Mais educação, menos filhos

Mais educação, menos filhos

 

Antonio Gois - O Globo - 09/03/2015 - Rio de Janeiro, RJ


Desde a década de 80, demógrafos já identificavam que o Brasil registrava queda acentuada no número de filhos por mulher. O fenômeno, como esperado, havia começado entre as mais ricas e escolarizadas, mas a previsão era de que chegaria também às mais pobres. Ignorando as evidências trazidas por especialistas em fecundidade, boa parte da sociedade até pouco tempo ainda temia uma explosão populacional. Os pobres, argumentavam alguns, continuavam a se reproduzir a taxas africanas e, sem políticas mais drásticas de controle da natalidade, estratégias de combate à pobreza estariam fadadas ao fracasso.

A fobia de que os pobres continuariam tendo filhos a taxas preocupantes foi sendo nos últimos anos sepultada a cada nova rodada de levantamentos populacionais do IBGE. A Pesquisa Nacional por Amostra de Domicílios (Pnad) já mostra que mesmo as brasileiras do Nordeste que se encontram entre as 20% mais pobres do país estão tendo um número reduzido de filhos. Em 2013, último ano com dados disponíveis, a média era de apenas duas crianças de até 14 anos de idade por mulher nesse grupo, segundo estudo do Ministério do Desenvolvimento Social. Dez anos antes, a relação era de 2,7. Em todo o país, a média é também baixa: apenas 1,6 filho por mulher em 2013.

O Bolsa Família não alterou esse quadro. A fecundidade continuou em queda entre os mais pobres nos últimos dez anos, e os estudos feitos em famílias beneficiadas mostram que o impacto do programa na decisão de ter mais filhos foi nulo. Pagar R$ 35 ou até R$ 77 mensais por criança não incentivou a natalidade.

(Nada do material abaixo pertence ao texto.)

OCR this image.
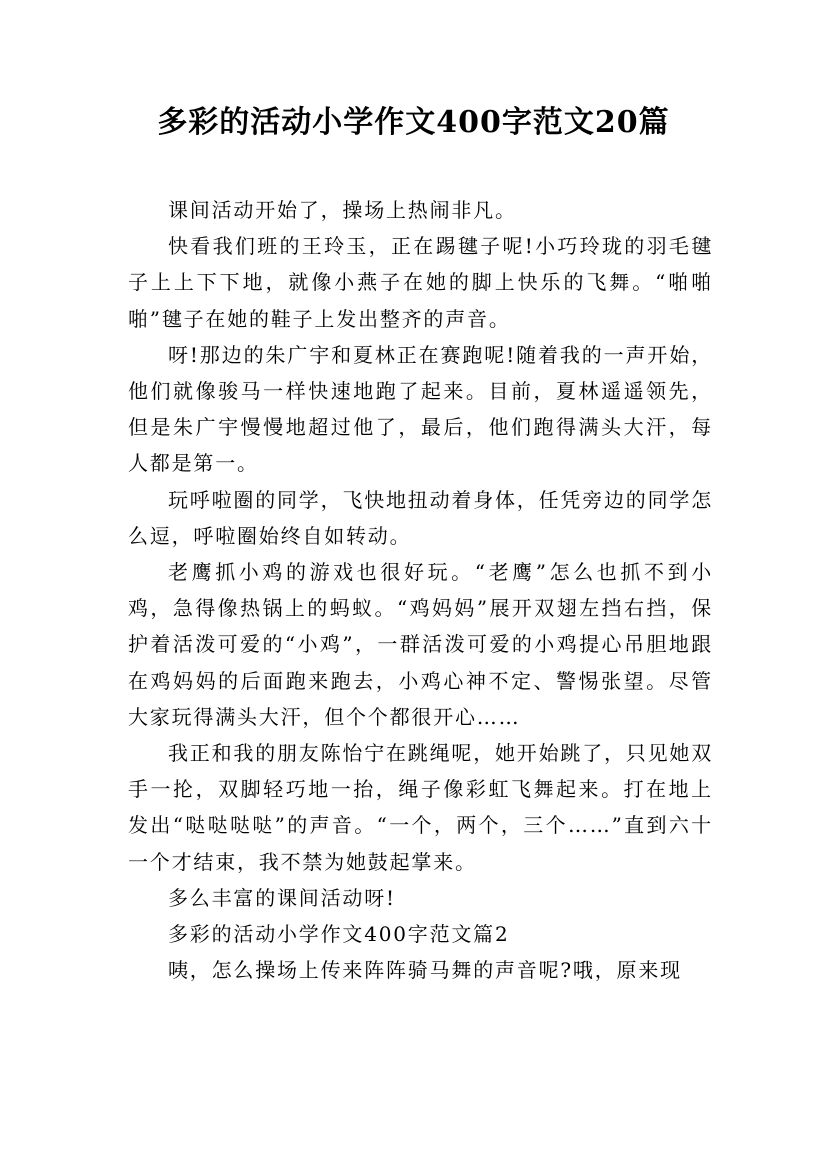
多彩的活动小学作文400字范文20篇

课间活动开始了，操场上热闹非凡。

快看我们班的王玲玉，正在踢毽子呢!小巧玲珑的羽毛毽子上上下下地，就像小燕子在她的脚上快乐的飞舞。“啪啪啪”毽子在她的鞋子上发出整齐的声音。

呀!那边的朱广宇和夏林正在赛跑呢!随着我的一声开始，他们就像骏马一样快速地跑了起来。目前，夏林遥遥领先，但是朱广宇慢慢地超过他了，最后，他们跑得满头大汗，每人都是第一。

玩呼啦圈的同学，飞快地扭动着身体，任凭旁边的同学怎么逗，呼啦圈始终自如转动。

老鹰抓小鸡的游戏也很好玩。“老鹰”怎么也抓不到小鸡，急得像热锅上的蚂蚁。“鸡妈妈”展开双翅左挡右挡，保护着活泼可爱的“小鸡”，一群活泼可爱的小鸡提心吊胆地跟在鸡妈妈的后面跑来跑去，小鸡心神不定、警惕张望。尽管大家玩得满头大汗，但个个都很开心……

我正和我的朋友陈怡宁在跳绳呢，她开始跳了，只见她双手一抡，双脚轻巧地一抬，绳子像彩虹飞舞起来。打在地上发出“哒哒哒哒”的声音。“一个，两个，三个……”直到六十一个才结束，我不禁为她鼓起掌来。

多么丰富的课间活动呀!

多彩的活动小学作文400字范文篇2

咦，怎么操场上传来阵阵骑马舞的声音呢?哦，原来现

Encontrar famílias numerosas no Brasil é tarefa cada vez mais difícil. Uma tabulação feita pela coluna também na Pnad mostra que em apenas 1% dos domicílios havia cinco ou mais filhos vivendo no mesmo lar em 2013. A redução da fecundidade não ocorre só entre os pobres do Nordeste. O Censo do IBGE registrou na década passada diminuição da população até 14 anos de idade vivendo nos complexos do Alemão, da Maré e na Rocinha.

Uma das variáveis — talvez a mais importante — a explicar a queda na fecundidade foi o avanço da escolaridade feminina, pois há uma significativa correlação entre mais anos de estudo e menor número de filhos. De 1981 a 2013, a proporção de mulheres jovens adultas, de 25 a 34 anos, com ensino médio completo passou de 19% para 65%, enquanto a taxa de analfabetismo funcional caiu de 38% para 6% nesse grupo.

De repente, muitos dos que se assustavam com o risco de explosão demográfica passaram a se preocupar com o problema inverso: seremos uma população cada vez mais envelhecida, com uma proporção menor de jovens e adultos para sustentar um contingente crescente de idosos. Para enfrentar essa questão, a educação será, novamente, variável fundamental.

A queda no número de filhos abre uma oportunidade única de facilitar a ampliação do investimento por criança. Isso pode resultar, por exemplo, no aumento de vagas em creches e escolas de tempo integral, liberando tempo dos pais — principalmente das mulheres, ainda hoje sobrecarregadas com a tarefa de cuidar dos filhos — para investir mais em suas carreiras. E, mais importante, se o ensino for de qualidade, os futuros adultos estarão muito mais preparados para lidar com o imenso desafio que terão pela frente.